FIR filter parameters
---------------------
Designing a two-pass forward and reverse, zero-phase, non-causal bandpass filter:
- Windowed frequency-domain design (firwin2) method
- Hann window
- Lower passband edge: 8.00
- Lower transition bandwidth: 0.50 Hz (-12 dB cutoff frequency: 7.75 Hz)
- Upper passband edge: 16.00 Hz
- Upper transition bandwidth: 0.50 Hz (-12 dB cutoff frequency: 16.25 Hz)
- Filter length: 1502 samples (10.003 s)

    Using multitaper spectrum estimation with 7 DPSS windows
Not setting metadata
30 matching events found
No baseline correction applied
0 projection items activated
Not setting metadata
30 matching events found
No baseline correction applied
0 projection items activated
Creating RawArray with float64 data, n_channels=31, n_times=9010
    Range : 6450 ... 15459 =     42.956 ...   102.954 secs
Ready.

Much better! Now we’ve captured both ICs that are reflecting the heartbeat artifact (and as a result, we got two diagnostic plots: one for each IC that reflects the heartbeat). This demonstrates the value of checking the results of automated approaches like find_bads_ecg before accepting them.

For EEG, activation of muscles for postural control of the head and neck contaminate the signal as well. This is usually not detected by MEG. For an example showing how to remove these components, see Removing muscle ICA components.

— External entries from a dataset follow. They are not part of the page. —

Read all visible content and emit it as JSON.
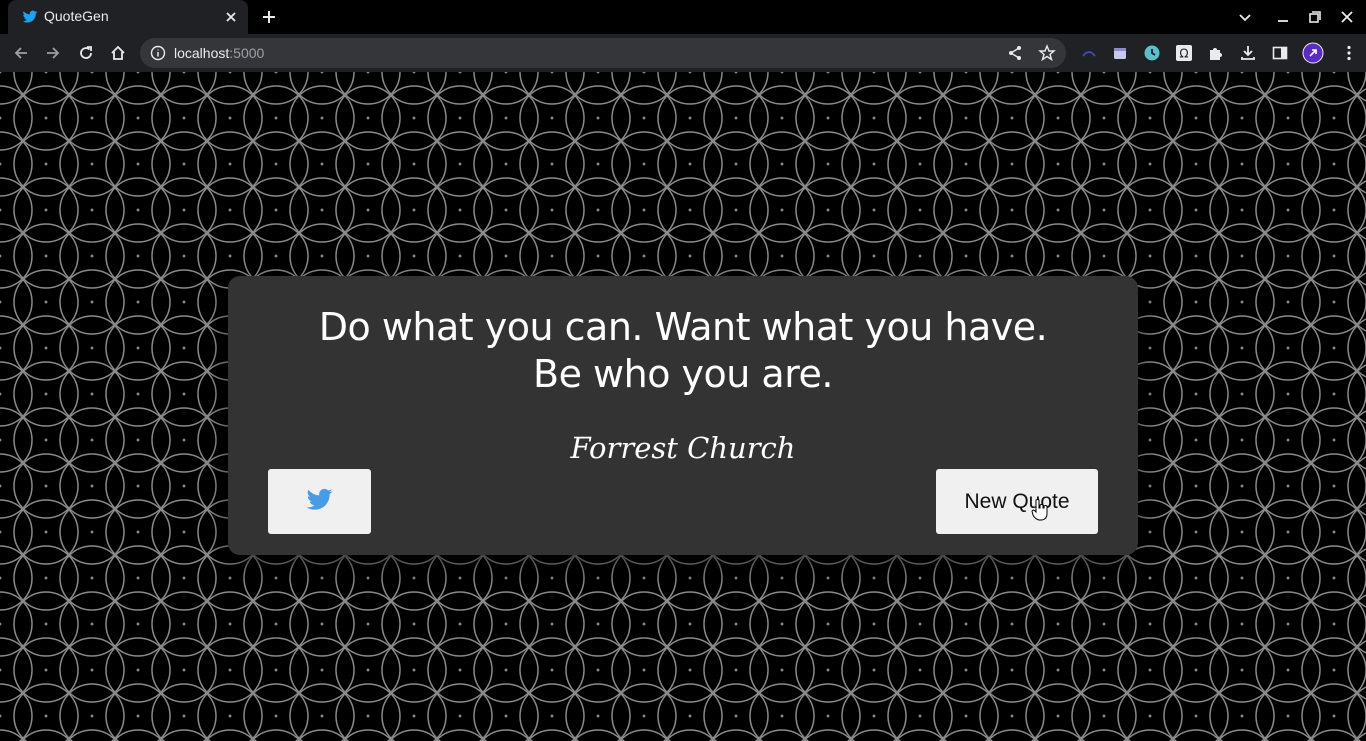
{
  "browser": {
    "tab_title": "QuoteGen",
    "url_host": "localhost",
    "url_port": ":5000",
    "icons": {
      "back": "arrow-left-icon",
      "forward": "arrow-right-icon",
      "reload": "reload-icon",
      "home": "home-icon",
      "info": "info-icon",
      "share": "share-icon",
      "bookmark": "star-icon",
      "extensions": "puzzle-icon",
      "downloads": "download-icon",
      "side_panel": "side-panel-icon",
      "menu": "kebab-menu-icon"
    }
  },
  "quote": {
    "text": "Do what you can. Want what you have. Be who you are.",
    "author": "Forrest Church"
  },
  "buttons": {
    "new_quote": "New Quote",
    "tweet_icon": "twitter-icon"
  },
  "colors": {
    "card": "#333333",
    "button": "#f0f0f0",
    "twitter_blue": "#1da1f2",
    "pattern_line": "#8a8a8a"
  }
}
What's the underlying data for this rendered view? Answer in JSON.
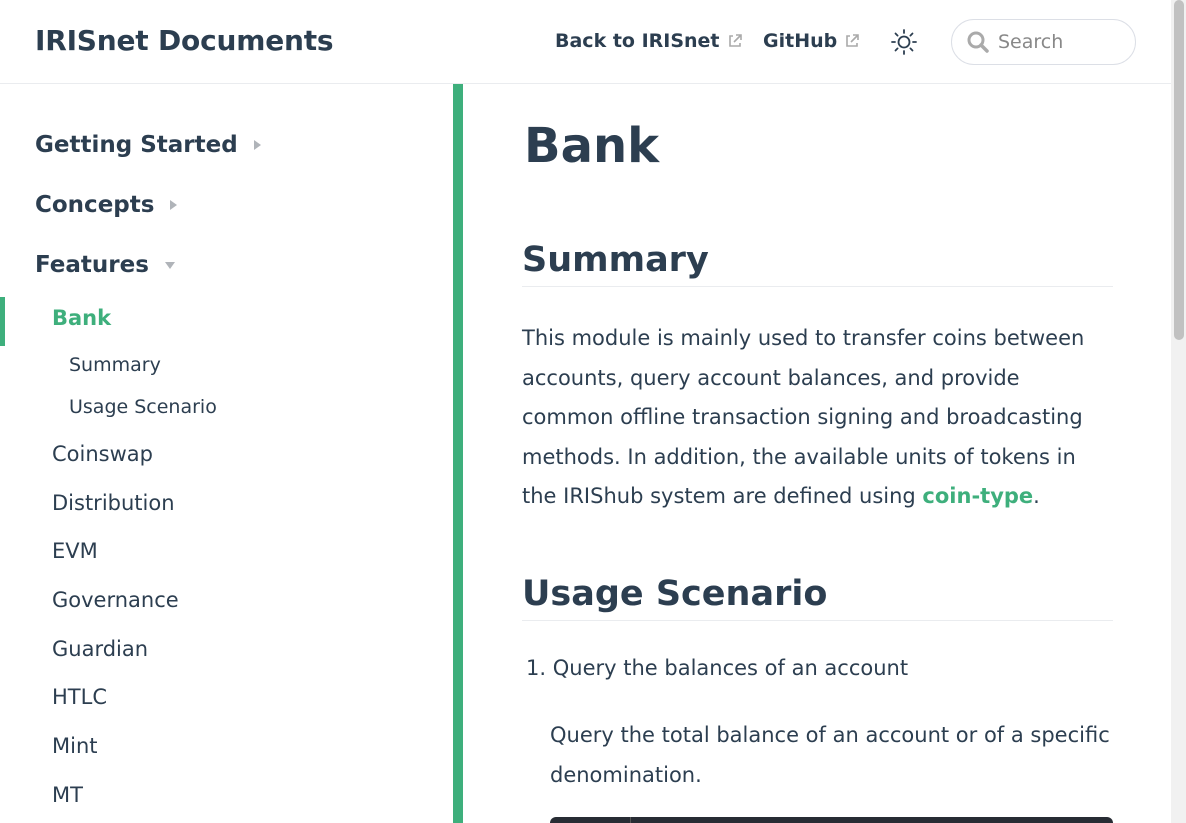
{
  "navbar": {
    "title": "IRISnet Documents",
    "back_link": "Back to IRISnet",
    "github_link": "GitHub",
    "search_placeholder": "Search",
    "icons": {
      "external": "external-link-icon",
      "theme": "sun-icon",
      "search": "search-icon"
    }
  },
  "sidebar": {
    "groups": [
      {
        "label": "Getting Started",
        "expanded": false
      },
      {
        "label": "Concepts",
        "expanded": false
      },
      {
        "label": "Features",
        "expanded": true
      }
    ],
    "active_item": "Bank",
    "sub_items": [
      "Summary",
      "Usage Scenario"
    ],
    "items": [
      "Coinswap",
      "Distribution",
      "EVM",
      "Governance",
      "Guardian",
      "HTLC",
      "Mint",
      "MT"
    ]
  },
  "content": {
    "title": "Bank",
    "summary_heading": "Summary",
    "summary_text": "This module is mainly used to transfer coins between accounts, query account balances, and provide common offline transaction signing and broadcasting methods. In addition, the available units of tokens in the IRIShub system are defined using ",
    "summary_link": "coin-type",
    "summary_end": ".",
    "usage_heading": "Usage Scenario",
    "list_number": "1.",
    "list_item_1": "Query the balances of an account",
    "list_item_1_desc": "Query the total balance of an account or of a specific denomination."
  },
  "colors": {
    "accent": "#3eaf7c",
    "text": "#2c3e50",
    "border": "#eaecef"
  }
}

# clean up memory before moving on
del raw, ica, new_ica

Selecting ICA components using template matching#

When dealing with multiple subjects, it is also possible to manually select an IC for exclusion on one subject, and then use that component as a template for selecting which ICs to exclude from other subjects’ data, using mne.preprocessing.corrmap [4]. The idea behind corrmap is that the artifact patterns are similar enough across subjects that corresponding ICs can be identified by correlating the ICs from each ICA solution with a common template, and picking the ICs with the highest correlation strength. corrmap takes a list of ICA solutions, and a template parameter that specifies which ICA object and which component within it to use as a template.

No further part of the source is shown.